Metadata-Version: 2.4
Name: ainfo
Version: 0.1.0
Summary: Add your description here
Author-email: Codex <codex@openai.com>
License-File: LICENSE
Requires-Python: >=3.12
Requires-Dist: aiofiles
Requires-Dist: beautifulsoup4
Requires-Dist: httpx
Requires-Dist: playwright
Requires-Dist: pydantic
Requires-Dist: selectolax
Requires-Dist: typer
Description-Content-Type: text/markdown

# ainfo

gather structured information from any website - ready for LLMs

## Architecture

The project separates concerns into distinct modules:

- `fetching` – obtain raw data from a source
- `parsing` – transform raw data into a structured form
- `extraction` – pull relevant information from the parsed data
- `output` – handle presentation of the extracted results

## Usage

Install the project and run the CLI against a URL:

```bash
pip install -e .
ainfo run https://example.com
```

The command fetches the page, parses its content and prints any emails,
phone numbers or addresses that were detected.

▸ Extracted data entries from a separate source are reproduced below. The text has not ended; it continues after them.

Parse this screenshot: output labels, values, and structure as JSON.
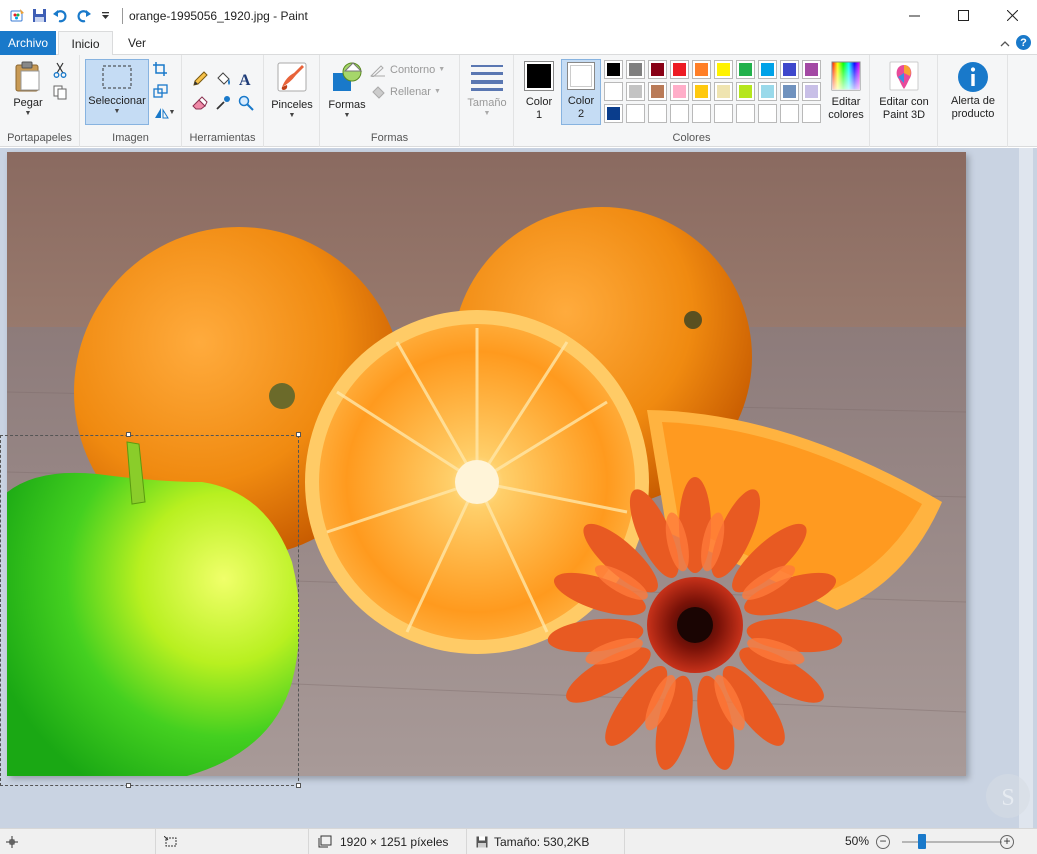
{
  "window": {
    "title": "orange-1995056_1920.jpg - Paint"
  },
  "tabs": [
    {
      "label": "Archivo"
    },
    {
      "label": "Inicio"
    },
    {
      "label": "Ver"
    }
  ],
  "ribbon": {
    "portapapeles": {
      "label": "Portapapeles",
      "paste_label": "Pegar"
    },
    "imagen": {
      "label": "Imagen",
      "select_label": "Seleccionar"
    },
    "herramientas": {
      "label": "Herramientas"
    },
    "pinceles": {
      "label": "Pinceles"
    },
    "formas": {
      "label": "Formas",
      "shapes_label": "Formas",
      "outline_label": "Contorno",
      "fill_label": "Rellenar"
    },
    "tamano": {
      "label": "Tamaño"
    },
    "colores": {
      "label": "Colores",
      "color1_label": "Color\n1",
      "color1_line1": "Color",
      "color1_line2": "1",
      "color2_line1": "Color",
      "color2_line2": "2",
      "color1": "#000000",
      "color2": "#ffffff",
      "palette_row1": [
        "#000000",
        "#7f7f7f",
        "#880015",
        "#ed1c24",
        "#ff7f27",
        "#fff200",
        "#22b14c",
        "#00a2e8",
        "#3f48cc",
        "#a349a4"
      ],
      "palette_row2": [
        "#ffffff",
        "#c3c3c3",
        "#b97a57",
        "#ffaec9",
        "#ffc90e",
        "#efe4b0",
        "#b5e61d",
        "#99d9ea",
        "#7092be",
        "#c8bfe7"
      ],
      "palette_row3": [
        "#0a3d8c",
        "#ffffff",
        "#ffffff",
        "#ffffff",
        "#ffffff",
        "#ffffff",
        "#ffffff",
        "#ffffff",
        "#ffffff",
        "#ffffff"
      ],
      "edit_line1": "Editar",
      "edit_line2": "colores"
    },
    "paint3d": {
      "line1": "Editar con",
      "line2": "Paint 3D"
    },
    "alerta": {
      "line1": "Alerta de",
      "line2": "producto"
    }
  },
  "statusbar": {
    "dimensions": "1920 × 1251 píxeles",
    "size": "Tamaño: 530,2KB",
    "zoom": "50%",
    "zoom_fraction": 0.2
  }
}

To delegate information extraction or summarisation to an LLM, provide an
OpenRouter API key via the ``OPENROUTER_API_KEY`` environment variable and pass
``--use-llm`` or ``--summarize``:

```bash
export OPENROUTER_API_KEY=your_key
ainfo run https://example.com --use-llm --summarize
```

If the target site relies on client-side JavaScript, enable rendering with a
headless browser:

```bash
ainfo run https://example.com --render-js
```

To crawl multiple pages starting from a URL and extract contact details from
each one:

```bash
ainfo crawl https://example.com --depth 2
```

The crawler visits pages breadth-first up to the specified depth and prints
results for every page encountered.

Both commands accept `--render-js` to execute JavaScript before scraping, which
uses [Playwright](https://playwright.dev/). Installing the browser drivers may
require running `playwright install`.

### Environment configuration

Copy `.env.example` to `.env` and populate it with your OpenRouter credentials
to enable LLM-powered features.

## Limitations

- Crawling retrieves each page twice: once for discovery and once for
  extraction, which may impact performance on large sites.
- Extraction focuses on basic contact details; more extractors can be added.